We wtorek (21 grudnia) Prokuratura Okręgowa w Warszawie poinformowała, że Emil Cz., polski żołnierz, który uciekł na Białoruś, ma usłyszeć zarzut dezercji. To jednak nie jedyne kłopoty mężczyzny. 27 września 2021 r. został uznany za winnego znęcania się psychicznego i fizycznego nad swoją matką.
- Sąd skazał go za to na 6 miesięcy ograniczenia wolności oraz zobowiązał oskarżonego do powstrzymywania się od nadużywania alkoholu. Sąd orzekł wobec Emila C. także zakaz zbliżania się do pokrzywdzonej kobiety na odległość mniejszą niż 50 m i bezpośredniego kontaktowania się z nią na okres 1 roku od uprawomocnienia się wyroku. Oskarżony został obciążony również kosztami sądowymi – poinformował sędzia Olgierd Dąbrowski-Żegalski, rzecznik prasowy Sądu Okręgowego w Olsztynie.
Wyrok ten zaskarżył obrońca Emila C., który nie przyznawał się przed sądem do winy. 29 grudnia odbędzie się sprawa apelacyjna.

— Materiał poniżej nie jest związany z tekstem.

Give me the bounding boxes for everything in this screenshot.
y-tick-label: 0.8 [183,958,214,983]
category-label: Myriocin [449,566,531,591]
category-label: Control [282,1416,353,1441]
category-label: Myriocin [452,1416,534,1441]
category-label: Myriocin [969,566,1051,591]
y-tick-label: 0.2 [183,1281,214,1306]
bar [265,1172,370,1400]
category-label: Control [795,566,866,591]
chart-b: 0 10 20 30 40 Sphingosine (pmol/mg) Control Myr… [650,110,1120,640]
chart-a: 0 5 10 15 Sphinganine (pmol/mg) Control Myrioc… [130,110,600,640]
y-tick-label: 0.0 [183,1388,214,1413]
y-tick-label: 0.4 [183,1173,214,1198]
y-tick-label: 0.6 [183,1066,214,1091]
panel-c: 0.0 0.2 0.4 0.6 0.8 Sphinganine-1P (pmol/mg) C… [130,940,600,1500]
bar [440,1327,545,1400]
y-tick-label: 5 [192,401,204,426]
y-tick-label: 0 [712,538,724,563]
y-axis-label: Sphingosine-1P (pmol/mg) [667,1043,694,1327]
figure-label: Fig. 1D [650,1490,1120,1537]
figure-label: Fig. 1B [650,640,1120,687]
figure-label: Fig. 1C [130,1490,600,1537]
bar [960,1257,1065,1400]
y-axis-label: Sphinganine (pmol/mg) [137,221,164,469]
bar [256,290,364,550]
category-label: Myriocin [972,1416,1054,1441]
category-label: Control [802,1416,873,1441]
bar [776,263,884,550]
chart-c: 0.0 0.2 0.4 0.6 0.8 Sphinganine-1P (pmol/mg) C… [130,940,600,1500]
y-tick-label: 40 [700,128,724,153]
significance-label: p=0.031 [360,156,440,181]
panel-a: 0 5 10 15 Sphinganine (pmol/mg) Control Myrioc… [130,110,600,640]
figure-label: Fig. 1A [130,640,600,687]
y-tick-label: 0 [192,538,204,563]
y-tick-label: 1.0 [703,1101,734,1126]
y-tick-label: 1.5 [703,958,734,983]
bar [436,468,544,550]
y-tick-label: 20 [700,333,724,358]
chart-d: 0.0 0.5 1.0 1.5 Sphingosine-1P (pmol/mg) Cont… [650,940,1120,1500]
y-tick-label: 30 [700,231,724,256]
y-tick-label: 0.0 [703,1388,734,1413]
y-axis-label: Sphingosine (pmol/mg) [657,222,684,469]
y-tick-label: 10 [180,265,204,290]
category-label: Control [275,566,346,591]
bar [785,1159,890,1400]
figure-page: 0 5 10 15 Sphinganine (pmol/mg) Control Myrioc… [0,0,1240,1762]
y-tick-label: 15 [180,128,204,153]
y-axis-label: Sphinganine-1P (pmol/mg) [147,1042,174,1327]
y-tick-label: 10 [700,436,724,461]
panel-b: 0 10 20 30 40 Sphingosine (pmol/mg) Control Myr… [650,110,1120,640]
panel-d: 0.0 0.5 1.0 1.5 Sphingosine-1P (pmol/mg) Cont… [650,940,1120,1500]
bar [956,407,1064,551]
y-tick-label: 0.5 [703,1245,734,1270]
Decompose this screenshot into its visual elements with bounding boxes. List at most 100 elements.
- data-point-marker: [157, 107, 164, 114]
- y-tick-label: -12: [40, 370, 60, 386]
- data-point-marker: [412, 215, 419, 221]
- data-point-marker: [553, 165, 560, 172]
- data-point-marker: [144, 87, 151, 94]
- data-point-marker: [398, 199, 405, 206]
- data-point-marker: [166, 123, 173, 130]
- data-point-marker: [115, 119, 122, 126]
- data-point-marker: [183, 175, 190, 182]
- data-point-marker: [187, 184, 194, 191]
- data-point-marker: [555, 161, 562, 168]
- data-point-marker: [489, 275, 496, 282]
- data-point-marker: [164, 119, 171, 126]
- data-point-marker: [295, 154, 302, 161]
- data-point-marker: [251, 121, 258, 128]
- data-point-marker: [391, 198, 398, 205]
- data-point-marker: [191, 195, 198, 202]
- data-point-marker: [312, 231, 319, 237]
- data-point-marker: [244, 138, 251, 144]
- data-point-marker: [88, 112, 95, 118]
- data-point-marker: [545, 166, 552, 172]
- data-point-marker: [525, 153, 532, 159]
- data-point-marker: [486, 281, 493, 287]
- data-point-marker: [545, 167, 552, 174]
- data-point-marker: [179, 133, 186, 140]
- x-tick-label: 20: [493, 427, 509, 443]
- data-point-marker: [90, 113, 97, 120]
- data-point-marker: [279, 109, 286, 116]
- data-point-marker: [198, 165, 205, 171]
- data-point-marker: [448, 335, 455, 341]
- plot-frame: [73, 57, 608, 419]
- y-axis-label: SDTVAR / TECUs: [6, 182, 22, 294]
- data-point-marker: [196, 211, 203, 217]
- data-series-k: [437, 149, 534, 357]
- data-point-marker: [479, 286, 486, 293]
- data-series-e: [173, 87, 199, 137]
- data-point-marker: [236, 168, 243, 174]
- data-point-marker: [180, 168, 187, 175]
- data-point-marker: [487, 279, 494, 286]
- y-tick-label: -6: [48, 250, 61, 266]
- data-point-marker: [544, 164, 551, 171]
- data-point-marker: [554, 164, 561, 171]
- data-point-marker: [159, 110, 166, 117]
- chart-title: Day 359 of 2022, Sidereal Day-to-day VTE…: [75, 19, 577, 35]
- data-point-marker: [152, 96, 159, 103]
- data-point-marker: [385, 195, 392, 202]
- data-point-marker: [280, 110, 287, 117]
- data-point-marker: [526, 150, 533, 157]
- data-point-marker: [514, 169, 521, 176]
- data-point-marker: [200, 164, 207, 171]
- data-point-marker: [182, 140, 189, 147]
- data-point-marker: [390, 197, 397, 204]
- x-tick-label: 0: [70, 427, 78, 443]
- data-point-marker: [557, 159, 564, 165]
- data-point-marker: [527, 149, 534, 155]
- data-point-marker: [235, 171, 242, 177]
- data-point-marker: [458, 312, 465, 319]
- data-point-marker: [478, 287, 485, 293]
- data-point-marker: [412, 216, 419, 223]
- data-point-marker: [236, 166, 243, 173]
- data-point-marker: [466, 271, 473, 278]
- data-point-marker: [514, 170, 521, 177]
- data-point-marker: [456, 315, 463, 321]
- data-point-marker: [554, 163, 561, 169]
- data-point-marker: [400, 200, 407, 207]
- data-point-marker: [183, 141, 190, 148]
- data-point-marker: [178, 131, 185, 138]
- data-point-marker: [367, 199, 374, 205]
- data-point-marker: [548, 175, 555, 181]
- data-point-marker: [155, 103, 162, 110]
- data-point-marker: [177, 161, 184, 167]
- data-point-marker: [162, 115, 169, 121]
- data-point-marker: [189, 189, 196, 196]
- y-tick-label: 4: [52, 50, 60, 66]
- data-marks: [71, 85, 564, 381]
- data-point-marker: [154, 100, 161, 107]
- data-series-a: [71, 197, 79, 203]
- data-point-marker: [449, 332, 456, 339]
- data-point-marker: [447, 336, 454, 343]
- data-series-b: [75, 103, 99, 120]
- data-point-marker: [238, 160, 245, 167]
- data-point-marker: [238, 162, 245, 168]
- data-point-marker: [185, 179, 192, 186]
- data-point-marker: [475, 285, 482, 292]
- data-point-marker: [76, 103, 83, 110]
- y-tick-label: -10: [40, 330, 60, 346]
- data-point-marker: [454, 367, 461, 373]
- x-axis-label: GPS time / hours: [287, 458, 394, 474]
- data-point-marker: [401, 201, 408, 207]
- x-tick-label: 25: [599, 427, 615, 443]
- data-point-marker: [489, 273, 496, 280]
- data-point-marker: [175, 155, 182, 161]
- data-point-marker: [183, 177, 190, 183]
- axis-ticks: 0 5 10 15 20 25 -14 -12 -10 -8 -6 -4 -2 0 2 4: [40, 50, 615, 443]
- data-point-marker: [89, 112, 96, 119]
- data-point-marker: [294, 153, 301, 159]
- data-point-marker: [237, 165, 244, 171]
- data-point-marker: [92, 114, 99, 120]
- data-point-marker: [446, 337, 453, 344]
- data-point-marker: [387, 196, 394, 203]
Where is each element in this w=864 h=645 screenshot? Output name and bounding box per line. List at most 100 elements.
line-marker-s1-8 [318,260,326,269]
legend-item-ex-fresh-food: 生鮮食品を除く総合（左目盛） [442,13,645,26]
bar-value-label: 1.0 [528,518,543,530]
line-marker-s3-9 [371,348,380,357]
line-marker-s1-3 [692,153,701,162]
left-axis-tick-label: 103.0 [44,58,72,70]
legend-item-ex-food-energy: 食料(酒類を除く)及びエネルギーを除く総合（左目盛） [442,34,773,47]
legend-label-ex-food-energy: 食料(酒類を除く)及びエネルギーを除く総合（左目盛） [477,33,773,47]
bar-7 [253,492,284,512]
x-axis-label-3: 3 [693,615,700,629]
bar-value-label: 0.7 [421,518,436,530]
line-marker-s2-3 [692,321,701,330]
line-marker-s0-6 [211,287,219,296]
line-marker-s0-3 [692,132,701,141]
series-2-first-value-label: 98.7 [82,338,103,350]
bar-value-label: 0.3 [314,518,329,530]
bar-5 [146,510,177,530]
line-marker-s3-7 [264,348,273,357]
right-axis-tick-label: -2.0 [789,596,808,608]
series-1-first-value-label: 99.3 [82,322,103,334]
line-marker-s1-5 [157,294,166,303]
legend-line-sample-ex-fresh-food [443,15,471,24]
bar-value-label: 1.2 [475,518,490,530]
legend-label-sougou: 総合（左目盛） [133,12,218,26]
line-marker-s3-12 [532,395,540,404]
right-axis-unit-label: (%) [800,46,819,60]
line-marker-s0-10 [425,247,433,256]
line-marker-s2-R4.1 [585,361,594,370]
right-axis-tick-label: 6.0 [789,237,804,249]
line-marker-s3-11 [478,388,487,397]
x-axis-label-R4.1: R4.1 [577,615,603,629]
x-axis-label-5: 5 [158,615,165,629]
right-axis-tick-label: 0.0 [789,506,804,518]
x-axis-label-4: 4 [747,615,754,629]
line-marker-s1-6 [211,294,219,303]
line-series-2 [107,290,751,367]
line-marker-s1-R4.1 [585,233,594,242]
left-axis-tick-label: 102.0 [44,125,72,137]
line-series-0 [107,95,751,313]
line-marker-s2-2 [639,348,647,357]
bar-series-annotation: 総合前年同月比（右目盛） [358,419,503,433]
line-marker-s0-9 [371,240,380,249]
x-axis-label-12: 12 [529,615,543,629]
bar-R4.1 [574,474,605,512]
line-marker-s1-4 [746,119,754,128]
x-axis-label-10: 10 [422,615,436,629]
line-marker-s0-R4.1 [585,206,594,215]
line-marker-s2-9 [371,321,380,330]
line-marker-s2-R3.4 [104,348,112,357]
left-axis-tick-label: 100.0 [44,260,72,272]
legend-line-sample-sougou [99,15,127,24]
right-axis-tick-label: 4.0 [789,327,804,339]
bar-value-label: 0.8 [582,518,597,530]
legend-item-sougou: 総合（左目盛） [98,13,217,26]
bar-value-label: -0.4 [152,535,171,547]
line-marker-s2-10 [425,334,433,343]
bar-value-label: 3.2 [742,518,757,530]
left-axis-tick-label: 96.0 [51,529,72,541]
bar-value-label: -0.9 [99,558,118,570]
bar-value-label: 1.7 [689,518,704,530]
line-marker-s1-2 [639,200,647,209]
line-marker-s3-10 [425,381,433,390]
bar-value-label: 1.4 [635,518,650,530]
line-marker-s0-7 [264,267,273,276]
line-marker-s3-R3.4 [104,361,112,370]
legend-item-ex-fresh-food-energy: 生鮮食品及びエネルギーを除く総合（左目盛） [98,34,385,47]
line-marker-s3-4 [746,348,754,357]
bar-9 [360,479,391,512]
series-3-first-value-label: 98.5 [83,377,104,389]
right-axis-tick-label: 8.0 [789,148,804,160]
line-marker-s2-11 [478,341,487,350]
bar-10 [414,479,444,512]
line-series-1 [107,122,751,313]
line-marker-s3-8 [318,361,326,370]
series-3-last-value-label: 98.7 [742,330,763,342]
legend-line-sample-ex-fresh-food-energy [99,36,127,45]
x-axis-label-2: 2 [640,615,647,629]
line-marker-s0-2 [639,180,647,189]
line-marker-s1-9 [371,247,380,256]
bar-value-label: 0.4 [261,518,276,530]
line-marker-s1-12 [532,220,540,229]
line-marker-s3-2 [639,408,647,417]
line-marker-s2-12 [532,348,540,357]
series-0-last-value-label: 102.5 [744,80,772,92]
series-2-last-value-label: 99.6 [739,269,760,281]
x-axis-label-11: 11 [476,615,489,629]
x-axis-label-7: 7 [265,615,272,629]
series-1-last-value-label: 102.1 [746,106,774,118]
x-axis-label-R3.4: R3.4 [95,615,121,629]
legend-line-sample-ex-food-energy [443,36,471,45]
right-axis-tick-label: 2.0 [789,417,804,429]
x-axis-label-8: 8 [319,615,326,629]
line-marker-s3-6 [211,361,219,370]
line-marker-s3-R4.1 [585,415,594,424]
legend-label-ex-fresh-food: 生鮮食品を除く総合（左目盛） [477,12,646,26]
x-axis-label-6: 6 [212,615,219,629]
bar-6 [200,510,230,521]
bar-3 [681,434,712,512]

Przy okazji na jaw wyszły szokujące ustalenia śledczych. Sąd w Bartoszycach ustalił, że Emil C., zawodowy żołnierz, w sierpniu 2020 r. wprowadził się do jednopokojowego mieszkania swojej matki w Bartoszycach.
Kryzys na granicy polsko-białoruskiej. Policjantki na służbie. ZOBACZ GALERIĘ PONIŻEJ.
- Oskarżony nadużywał alkoholu i wszczynał awantury, które przybrały postać znęcania się psychicznego i fizycznego nad matką. Mężczyzna ten znieważał matkę, poniżał ją, krzyczał, zmuszał do robienia mu zakupów w postaci papierosów i alkoholu, a także zabraniał korzystać z jedynego pokoju. W konsekwencji jego matka zmuszona była całymi popołudniami i wieczorami przebywać w kuchni i siedzieć na krześle - podał rzecznik sądu.
Sąd ustalił także, że do ostatniego "przejawu znęcania się" doszło 7 maja 2021 r. - Tego dnia oskarżony uderzył matkę wielokrotnie otwartą dłonią w twarz i tył głowy, a następnie oburącz zaciskał dłonie na jej szyi, a także uderzył ją zaciśniętą pięścią i głową w twarz. W rezultacie kobieta doznała obrażeń ciała, które skutkowały rozstrojem jej zdrowia trwającym nie dłużej niż 7 dni. Ponadto, oskarżony groził pokrzywdzonej pozbawieniem życia. W związku z zaistniałą sytuacją na interwencję została wezwana policja, która zatrzymała oskarżonego - podał sędzia Dąbrowski-Żeglaski.
Przypomnijmy, że w ubiegłym tygodniu media poinformowały, że Emil C. porzucił służbę i uciekł na Białoruś. Informacja pojawiła się po tym, gdy rano Białoruski Państwowy Komitet Graniczny (GPK), odpowiednik polskiej Straży Granicznej, poinformował, że polski żołnierz rzekomo poprosił o azyl na Białorusi. Białoruska straż graniczna opublikowała również zdjęcia wojskowego z jego kont w mediach społecznościowych i podała jego personalia. Za dezercję Emilowi C. grozi do 10 lat więzienia.